Trois marques dominent actuellement la présence chinoise en Europe. MG reste en pole position grâce à une gamme étendue et des tarifs agressifs. BYD, géant mondial de la voiture électrique, multiplie les lancements de modèles innovants. Chery, nouveau venu qui commence tout juste à distribuer ses véhicules en France, affiche déjà des résultats remarquables sur certains marchés. Le cas du Jaecoo 7 illustre parfaitement cette montée en puissance : ce SUV est devenu en mars dernier la voiture la plus vendue au Royaume-Uni, à peine un an après son lancement commercial outre-Manche.
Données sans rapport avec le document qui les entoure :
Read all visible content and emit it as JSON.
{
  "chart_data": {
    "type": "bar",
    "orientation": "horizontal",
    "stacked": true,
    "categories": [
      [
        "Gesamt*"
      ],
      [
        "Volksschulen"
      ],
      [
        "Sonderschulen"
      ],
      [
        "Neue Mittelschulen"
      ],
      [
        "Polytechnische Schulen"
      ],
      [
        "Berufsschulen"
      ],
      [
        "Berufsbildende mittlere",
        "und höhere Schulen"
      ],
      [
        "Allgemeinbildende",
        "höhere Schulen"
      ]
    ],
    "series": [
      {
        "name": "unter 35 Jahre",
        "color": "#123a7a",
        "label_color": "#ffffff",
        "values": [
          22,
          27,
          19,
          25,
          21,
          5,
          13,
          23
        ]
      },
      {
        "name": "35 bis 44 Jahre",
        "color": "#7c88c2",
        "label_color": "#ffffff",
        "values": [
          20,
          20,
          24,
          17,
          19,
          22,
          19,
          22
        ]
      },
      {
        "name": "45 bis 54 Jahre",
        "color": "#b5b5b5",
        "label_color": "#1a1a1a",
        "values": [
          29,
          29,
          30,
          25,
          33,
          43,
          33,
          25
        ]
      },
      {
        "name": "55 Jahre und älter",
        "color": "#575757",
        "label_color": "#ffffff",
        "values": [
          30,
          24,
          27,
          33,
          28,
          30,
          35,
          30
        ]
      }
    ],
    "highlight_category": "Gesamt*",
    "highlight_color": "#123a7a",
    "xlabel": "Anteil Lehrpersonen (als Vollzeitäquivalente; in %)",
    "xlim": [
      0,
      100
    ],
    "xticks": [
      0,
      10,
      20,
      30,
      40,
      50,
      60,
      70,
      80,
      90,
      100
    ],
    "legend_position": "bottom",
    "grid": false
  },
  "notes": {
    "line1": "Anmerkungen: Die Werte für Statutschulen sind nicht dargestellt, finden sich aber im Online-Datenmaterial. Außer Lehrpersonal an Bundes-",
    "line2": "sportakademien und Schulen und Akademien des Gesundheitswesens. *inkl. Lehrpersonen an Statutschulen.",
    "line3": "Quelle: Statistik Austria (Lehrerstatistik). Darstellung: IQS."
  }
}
Les performances de ces marques contrastent fortement avec la situation des constructeurs européens en Chine. Les exportations de voitures européennes vers l’Empire du milieu ont chuté de 43 % sur la même période, plongeant particulièrement les fabricants allemands dans une crise profonde. Ce déséquilibre commercial révèle un renversement de situation spectaculaire.
Geely, autre poids lourd chinois, n’a pas encore déployé tout son potentiel en Europe. Ses ambitions annoncées laissent présager une intensification de la concurrence dans les mois à venir. L’objectif d’atteindre 10 % de parts de marché d’ici 2030 semblait irréaliste il y a deux ans. Aujourd’hui, certains analystes estiment que ce seuil pourrait être franchi bien avant l’échéance prévue, potentiellement dès 2027 ou 2028.
L’exemple australien offre un aperçu possible de ce qui attend l’Europe. En ce début 2026, les importations chinoises représentent 25 % du marché australien. Les pays européens dépourvus d’industrie automobile locale, comme l’Espagne ou le Royaume-Uni, montrent déjà des signes d’une pénétration plus forte. Dans ces territoires, l’absence de constructeurs nationaux à protéger facilite l’acceptation des marques chinoises par les consommateurs.
La conjoncture économique joue un rôle déterminant dans cette évolution. Face à l’inflation et à la stagnation des salaires, les automobilistes européens recherchent activement des véhicules électrifiés abordables. Les constructeurs traditionnels peinent à proposer des modèles répondant à cette attente, laissant un boulevard aux marques chinoises qui ont construit leur stratégie sur ce segment.
Les caractéristiques techniques ne sont pas en reste. Voici ce que proposent généralement ces véhicules dans leurs gammes :
Cette offensive commerciale modifie profondément le paysage automobile européen. Les constructeurs locaux doivent désormais composer avec des concurrents qui maîtrisent parfaitement la chaîne de production des véhicules électriques, de la fabrication des cellules de batterie à l’assemblage final. La question n’est plus de savoir si les marques chinoises vont s’installer durablement en Europe, mais à quelle vitesse elles vont continuer leur progression. Les chiffres de 2025 montrent que cette dynamique ne ralentit pas, bien au contraire.